The governor suggested he may sunset the mask requirement before his emergency declarations are scheduled to expire in February. Lamont said he was watching several important “benchmarks” on the horizon including the number of young children who receive a vaccine and the level of COVID-19 spread observed during the coming holiday season.
He suggested he would make a decision in December or January.
“If we still maintain our low community spread, like Connecticut’s been a leader over the last six months or so, I think we’ll be able to announce some changes,” Lamont said. “We’re not there yet.”
He declined to offer any specific metrics he would use to make his decision.
Officials cautioned the “Screen and Stay” protocols applied only to school day exposures, where masks were being worn if students were indoors. It could also be extended to unmasked outdoor exposures if the students were supervised by staff. It did not apply to exposures during extracurricular activities like sports or social events.
Asked why testing was not a required element of the policy’s screening protocols, Juthani said officials had considered it, but found it to be too costly and cumbersome for school districts. She said it would have taken months to put such a policy in place.
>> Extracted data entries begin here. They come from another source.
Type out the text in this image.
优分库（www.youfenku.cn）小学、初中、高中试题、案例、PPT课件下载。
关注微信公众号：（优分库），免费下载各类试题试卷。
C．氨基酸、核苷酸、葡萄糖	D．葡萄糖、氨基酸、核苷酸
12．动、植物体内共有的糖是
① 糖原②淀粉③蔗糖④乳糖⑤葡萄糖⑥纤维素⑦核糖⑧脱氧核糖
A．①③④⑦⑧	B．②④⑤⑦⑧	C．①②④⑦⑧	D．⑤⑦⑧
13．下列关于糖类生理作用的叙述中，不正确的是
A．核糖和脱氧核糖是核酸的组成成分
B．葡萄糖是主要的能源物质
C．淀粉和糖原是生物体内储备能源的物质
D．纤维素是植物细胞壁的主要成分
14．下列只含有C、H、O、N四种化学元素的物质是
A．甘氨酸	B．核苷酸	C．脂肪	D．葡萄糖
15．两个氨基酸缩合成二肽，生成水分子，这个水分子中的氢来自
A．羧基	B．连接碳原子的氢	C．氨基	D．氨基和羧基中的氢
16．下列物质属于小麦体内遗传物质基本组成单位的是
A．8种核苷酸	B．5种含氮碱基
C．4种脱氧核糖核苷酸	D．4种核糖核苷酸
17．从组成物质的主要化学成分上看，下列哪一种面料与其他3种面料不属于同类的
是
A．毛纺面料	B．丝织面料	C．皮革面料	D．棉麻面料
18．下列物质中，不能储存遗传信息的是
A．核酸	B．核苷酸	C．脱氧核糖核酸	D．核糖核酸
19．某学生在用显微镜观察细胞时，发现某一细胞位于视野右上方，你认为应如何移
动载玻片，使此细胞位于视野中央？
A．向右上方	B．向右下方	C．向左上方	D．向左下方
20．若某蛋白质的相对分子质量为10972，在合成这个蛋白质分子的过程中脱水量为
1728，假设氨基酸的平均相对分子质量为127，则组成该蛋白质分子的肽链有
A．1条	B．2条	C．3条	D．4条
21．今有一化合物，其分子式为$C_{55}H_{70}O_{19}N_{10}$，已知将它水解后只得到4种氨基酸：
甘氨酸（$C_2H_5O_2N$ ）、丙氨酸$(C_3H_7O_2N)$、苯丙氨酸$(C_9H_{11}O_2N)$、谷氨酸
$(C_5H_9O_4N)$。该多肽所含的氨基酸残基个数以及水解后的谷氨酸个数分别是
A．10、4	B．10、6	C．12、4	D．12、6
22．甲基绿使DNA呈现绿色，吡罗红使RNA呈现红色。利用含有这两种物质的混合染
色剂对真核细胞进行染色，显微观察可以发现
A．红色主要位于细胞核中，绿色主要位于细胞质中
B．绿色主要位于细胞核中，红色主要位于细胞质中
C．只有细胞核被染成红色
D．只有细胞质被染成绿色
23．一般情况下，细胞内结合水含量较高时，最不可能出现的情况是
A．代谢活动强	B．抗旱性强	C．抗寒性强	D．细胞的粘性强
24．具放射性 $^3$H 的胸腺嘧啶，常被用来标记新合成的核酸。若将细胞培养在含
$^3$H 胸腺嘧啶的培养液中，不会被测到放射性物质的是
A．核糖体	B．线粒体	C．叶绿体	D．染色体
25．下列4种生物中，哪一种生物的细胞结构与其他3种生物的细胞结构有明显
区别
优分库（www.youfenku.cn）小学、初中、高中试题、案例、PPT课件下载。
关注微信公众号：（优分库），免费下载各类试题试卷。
“The amount of time it was going to take to do ‘Test and Stay,’ versus take a low-risk calculation and provide immediate relief while we get the rest of our population vaccinated — and we are number one in the country in terms of vaccinated people out of the number of eligible people… if we can do the same thing for our younger children, we are going to be closer and closer to that offramp from this pandemic,” Juthani said.
During a separate press conference Thursday afternoon at the state Capitol, House Republicans called the change an overdue step that did not go far enough to keep kids in classrooms.
“Today is an incremental step, I think, in trying to address the issues that we’re seeing in schools and keeping kids in schools,” House Minority Leader Vincent Candelora said. “My takeaway today is the lack of data that [the Education Department] has collected — they don’t really understand the quarantine impacts and quite frankly, if they didn’t receive letters from our caucus, I’m not sure the depth and understanding they would have had of this issue.”
Candelora called on the administration to create a rapid response team to develop a policy on how best to serve students who miss school when they are forced to quarantine due to COVID exposure or infection.
After arriving back at the Capitol, the governor watched some of the Republicans’ criticisms of his COVID management while leaning on a banister outside his second floor office.